UK Plays Leading Role in a Tsunami-Like Starquake Discovery

17th Jun 2022
UK Plays Leading Role in a Tsunami-Like Starquake Discovery

A UK-led team is gathering data that might rewrite textbooks on our understanding of stars. The GAIA observatory took the most detailed survey of the Milky Way yet. Among its discoveries are tsunami-like ‘starquakes’ on many stars. 

The space probe’s latest data reveals thousands of tsunami-like starquakes. These movements are like shudderings on the crusts of the stars, just like an earthquake. This phenomenon alters the spherical shape of the stars. The starquakes occur when there is a sudden adjustment to the crust of a neutron star. 
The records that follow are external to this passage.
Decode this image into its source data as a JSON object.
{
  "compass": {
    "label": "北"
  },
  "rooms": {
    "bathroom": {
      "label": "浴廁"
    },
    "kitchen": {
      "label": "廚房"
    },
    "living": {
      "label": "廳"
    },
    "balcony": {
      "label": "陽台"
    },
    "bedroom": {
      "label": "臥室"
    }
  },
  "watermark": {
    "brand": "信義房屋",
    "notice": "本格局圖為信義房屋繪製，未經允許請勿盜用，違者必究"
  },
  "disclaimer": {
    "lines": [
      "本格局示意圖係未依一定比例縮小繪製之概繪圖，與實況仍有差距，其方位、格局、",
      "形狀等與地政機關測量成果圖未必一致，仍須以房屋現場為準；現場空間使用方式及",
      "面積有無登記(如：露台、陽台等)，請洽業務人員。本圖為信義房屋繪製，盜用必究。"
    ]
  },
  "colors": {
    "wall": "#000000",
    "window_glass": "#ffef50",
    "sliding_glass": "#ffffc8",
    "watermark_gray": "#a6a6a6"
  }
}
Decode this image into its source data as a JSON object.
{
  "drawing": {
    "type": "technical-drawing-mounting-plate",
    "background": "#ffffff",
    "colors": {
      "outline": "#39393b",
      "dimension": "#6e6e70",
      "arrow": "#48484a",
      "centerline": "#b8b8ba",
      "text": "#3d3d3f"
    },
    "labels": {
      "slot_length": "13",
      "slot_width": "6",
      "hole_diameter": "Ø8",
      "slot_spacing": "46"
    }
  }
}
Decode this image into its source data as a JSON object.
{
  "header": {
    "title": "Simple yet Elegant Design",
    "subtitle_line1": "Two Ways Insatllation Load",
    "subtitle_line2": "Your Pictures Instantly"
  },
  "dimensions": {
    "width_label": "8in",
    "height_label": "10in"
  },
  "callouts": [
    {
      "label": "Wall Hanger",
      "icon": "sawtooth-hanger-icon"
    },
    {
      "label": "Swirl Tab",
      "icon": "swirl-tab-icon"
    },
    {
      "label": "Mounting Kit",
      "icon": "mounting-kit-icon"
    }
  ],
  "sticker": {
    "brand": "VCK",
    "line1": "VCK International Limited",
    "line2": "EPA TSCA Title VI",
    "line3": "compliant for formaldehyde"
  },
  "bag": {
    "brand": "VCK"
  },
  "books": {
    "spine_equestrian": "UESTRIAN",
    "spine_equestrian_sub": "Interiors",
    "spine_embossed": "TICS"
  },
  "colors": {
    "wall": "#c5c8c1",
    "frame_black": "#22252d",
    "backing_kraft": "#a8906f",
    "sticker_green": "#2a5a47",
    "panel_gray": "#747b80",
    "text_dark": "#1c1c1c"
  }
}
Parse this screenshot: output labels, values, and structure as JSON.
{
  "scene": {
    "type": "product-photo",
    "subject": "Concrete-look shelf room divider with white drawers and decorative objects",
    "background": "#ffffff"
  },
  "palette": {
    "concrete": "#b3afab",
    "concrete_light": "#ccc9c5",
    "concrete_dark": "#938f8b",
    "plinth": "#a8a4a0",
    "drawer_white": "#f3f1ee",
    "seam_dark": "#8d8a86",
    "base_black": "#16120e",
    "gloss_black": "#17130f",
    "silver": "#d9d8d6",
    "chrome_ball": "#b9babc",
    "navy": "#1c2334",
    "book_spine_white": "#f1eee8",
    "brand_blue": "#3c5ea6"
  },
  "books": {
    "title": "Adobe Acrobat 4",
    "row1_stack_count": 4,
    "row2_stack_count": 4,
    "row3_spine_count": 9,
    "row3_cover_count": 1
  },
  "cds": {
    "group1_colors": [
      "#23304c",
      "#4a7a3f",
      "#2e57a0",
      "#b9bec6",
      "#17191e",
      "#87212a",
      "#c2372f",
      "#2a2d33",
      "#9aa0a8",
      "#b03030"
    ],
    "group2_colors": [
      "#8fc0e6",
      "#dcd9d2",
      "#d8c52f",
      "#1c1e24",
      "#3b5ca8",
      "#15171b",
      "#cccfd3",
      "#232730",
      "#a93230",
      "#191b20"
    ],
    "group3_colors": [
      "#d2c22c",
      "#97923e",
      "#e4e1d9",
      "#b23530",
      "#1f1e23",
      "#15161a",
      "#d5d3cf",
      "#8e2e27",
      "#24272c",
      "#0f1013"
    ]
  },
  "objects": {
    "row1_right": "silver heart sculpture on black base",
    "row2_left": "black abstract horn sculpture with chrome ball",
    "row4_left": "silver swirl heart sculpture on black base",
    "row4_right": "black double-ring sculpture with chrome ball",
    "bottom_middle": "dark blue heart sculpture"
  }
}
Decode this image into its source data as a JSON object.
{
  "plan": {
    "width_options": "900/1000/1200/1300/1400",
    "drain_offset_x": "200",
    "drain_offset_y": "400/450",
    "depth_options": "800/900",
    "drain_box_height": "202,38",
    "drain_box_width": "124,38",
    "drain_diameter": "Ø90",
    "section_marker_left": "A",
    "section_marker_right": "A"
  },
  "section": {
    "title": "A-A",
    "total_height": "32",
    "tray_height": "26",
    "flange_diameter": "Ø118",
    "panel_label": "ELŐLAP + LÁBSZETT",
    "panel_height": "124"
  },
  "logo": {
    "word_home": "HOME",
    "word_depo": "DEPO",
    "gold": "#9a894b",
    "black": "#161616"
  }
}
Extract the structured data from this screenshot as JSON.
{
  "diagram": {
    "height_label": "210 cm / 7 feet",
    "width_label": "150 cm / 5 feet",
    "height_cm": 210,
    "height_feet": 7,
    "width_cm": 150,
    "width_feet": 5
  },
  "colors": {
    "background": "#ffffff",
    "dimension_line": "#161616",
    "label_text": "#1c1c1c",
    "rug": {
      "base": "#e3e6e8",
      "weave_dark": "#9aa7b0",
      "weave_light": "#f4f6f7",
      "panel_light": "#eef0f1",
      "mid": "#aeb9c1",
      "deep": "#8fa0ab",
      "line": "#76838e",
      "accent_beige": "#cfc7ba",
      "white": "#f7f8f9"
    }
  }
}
Could habitable corners of the galaxy be identified? 

Scientists have stated that this data could be revolutionary for astronomy, and possibly result in habitable areas of the galaxy being identified. 

Conny Aerts of Belgium’s KU Leuven, who is also a member of the GAIA team, said that:

“Starquakes teach us a lot about stars – notably, their internal workings. GAIA is opening a goldmine for asteroseismology of massive stars.”

A lot of this work is being led from the UK. Cambridge University spearheads a team of engineers and scientists working on GAIA. Support comes in the form of an investment of £2/4 million from the Science and Technology Facilities Council (STFC) and £23 million from UK Space Agency. 

George Freeman, the Science Minister, said the following:

“This breakthrough by the Gaia observatory in our understanding of the galaxy we live in, the evolution of stars, asteroids and rarely seen starquakes is a major milestone for the space and astronomy community worldwide.

“The central role of UK astronomers, instrument engineers and data scientists is a sign of our global leadership in space science and technology, at the heart of our commercial £16.5 billion space tech sector.”

Data gathered by the GAIA probe

The GAIA probe gathered data on starquakes but that’s not all. The project also collected information on numerous galaxies outside of our own, and around 155,000 asteroids, moons, and binary stars.

Dr Nicholas Walton, a member of the ESA Gaia Science Team, said: 

“This major data release from GAIA not only allows astronomers to map the distances and motions of some two billion stars in our galaxy, but it also gives detailed measures of the physical and chemical makeup of a large number of those objects for the first time.”